Insgesamt hat SK Hynix das beste Geschäft, aber das unsicherste Kursbild. Institutionelle Anleger reduzieren bereits vor dem Bericht am 29. Juli ihre Anteile beim beliebtesten HBM-Handel. Dieser Termin bleibt weiter im Fokus.
SanDisk (NASDAQ: SNDK)
SanDisk steht für den Speicherbereich unter den KI-Speicheraktien. Das Unternehmen produziert NAND-Flash-Chips, die KI-Rechenzentren bevorraten. Seit Anfang des Jahres 2026 hat SanDisk einen der extremsten Kursanstiege überhaupt verzeichnet: Die Aktie stieg um mehr als 500%. In den vergangenen fünf Tagen gab der Kurs jedoch etwa 16% nach. Aktuell liegt er bei rund 1.744 USD. Nachbörslich folgte ein weiterer Rückgang um 3% auf etwa 1.690 USD.
Die positive Nachricht: An der Wall Street bleibt das Narrativ gefragt. Sowohl Goldman Sachs als auch die Bank of America haben Anfang Juli ihre Kaufempfehlungen bestätigt und ihre Kursziele erhöht. Die Investoren setzen darauf, dass der KI-bedingte Engpass bei Speichern die Nachfrage nach NAND weiter hoch hält.
Die negative Nachricht: Die Dynamik im Chart schwächt sich ab. Options-Trader agieren nun vorsichtiger, denn das Put/Call-Verhältnis liegt mit 1,18 beim Volumen und 1,43 beim Open Interest jeweils über 1. Das deutet auf mehr Investitionen gegen steigende Kurse hin. Der CMF ist am 1. Juli unter null gefallen und sinkt weiter, zudem dominiert seit dem 26. Juni die Verkaufsseite.
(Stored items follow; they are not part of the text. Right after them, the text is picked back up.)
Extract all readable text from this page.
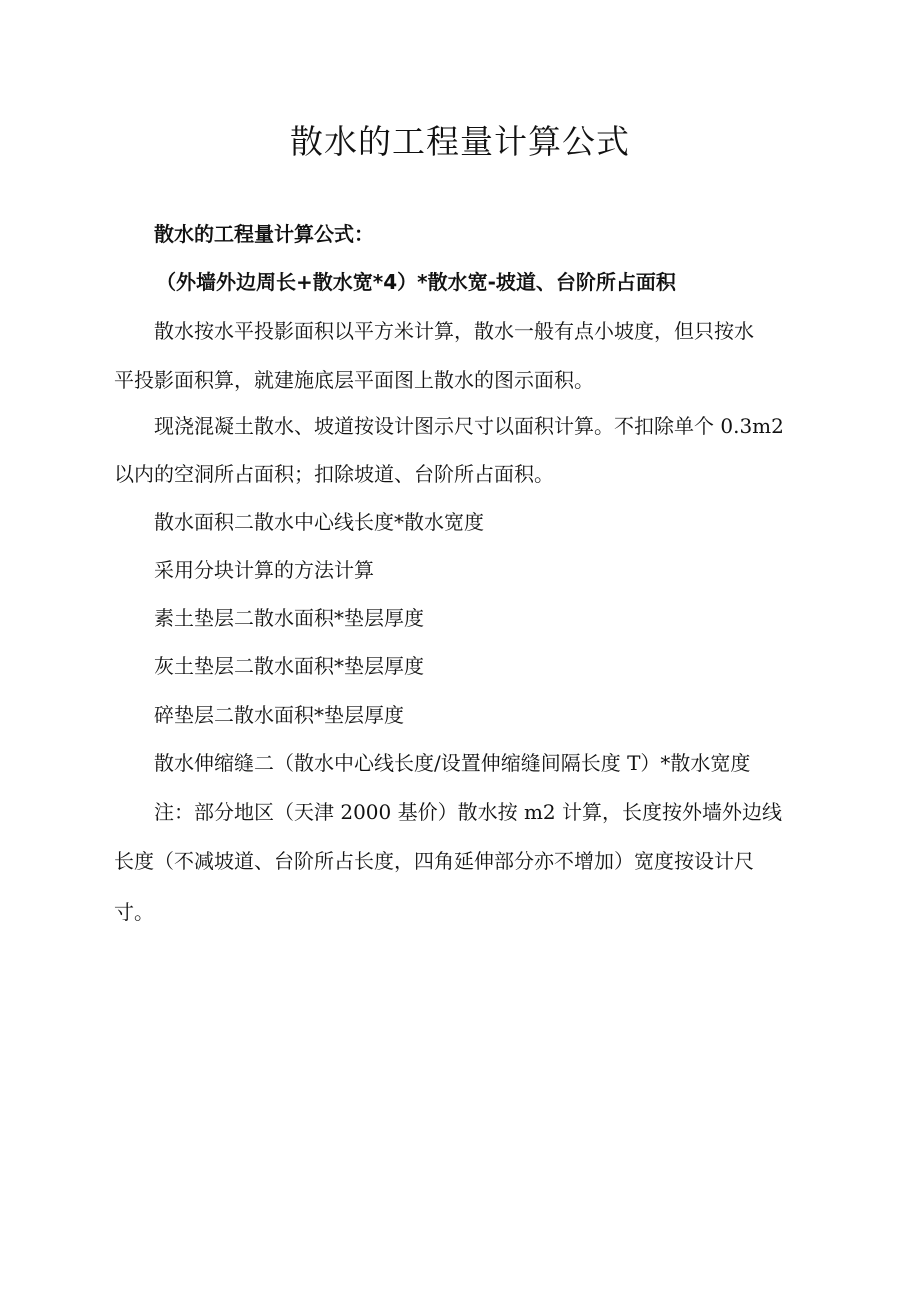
散水的工程量计算公式

散水的工程量计算公式：

（外墙外边周长+散水宽*4）*散水宽-坡道、台阶所占面积

散水按水平投影面积以平方米计算，散水一般有点小坡度，但只按水

平投影面积算，就建施底层平面图上散水的图示面积。

现浇混凝土散水、坡道按设计图示尺寸以面积计算。不扣除单个 0.3m2

以内的空洞所占面积；扣除坡道、台阶所占面积。

散水面积二散水中心线长度*散水宽度

采用分块计算的方法计算

素土垫层二散水面积*垫层厚度

灰土垫层二散水面积*垫层厚度

碎垫层二散水面积*垫层厚度

散水伸缩缝二（散水中心线长度/设置伸缩缝间隔长度 T）*散水宽度

注：部分地区（天津 2000 基价）散水按 m2 计算，长度按外墙外边线

长度（不减坡道、台阶所占长度，四角延伸部分亦不增加）宽度按设计尺

寸。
Ein Blick auf die Vergangenheit bietet Anhaltspunkte: Beim letzten Mal, als der CMF negativ wurde, stieg der Kurs rund 14%. Dieses Mal fehlt allerdings der stete Retail-Zufluss, der damals für den Anstieg sorgte.
SanDisk legte am stärksten zu, steht nun aber auch vor der größten Herausforderung. Bleibt der neue Retail-Zufluss aus, gerät die Rallye seit Jahresbeginn ins Stocken.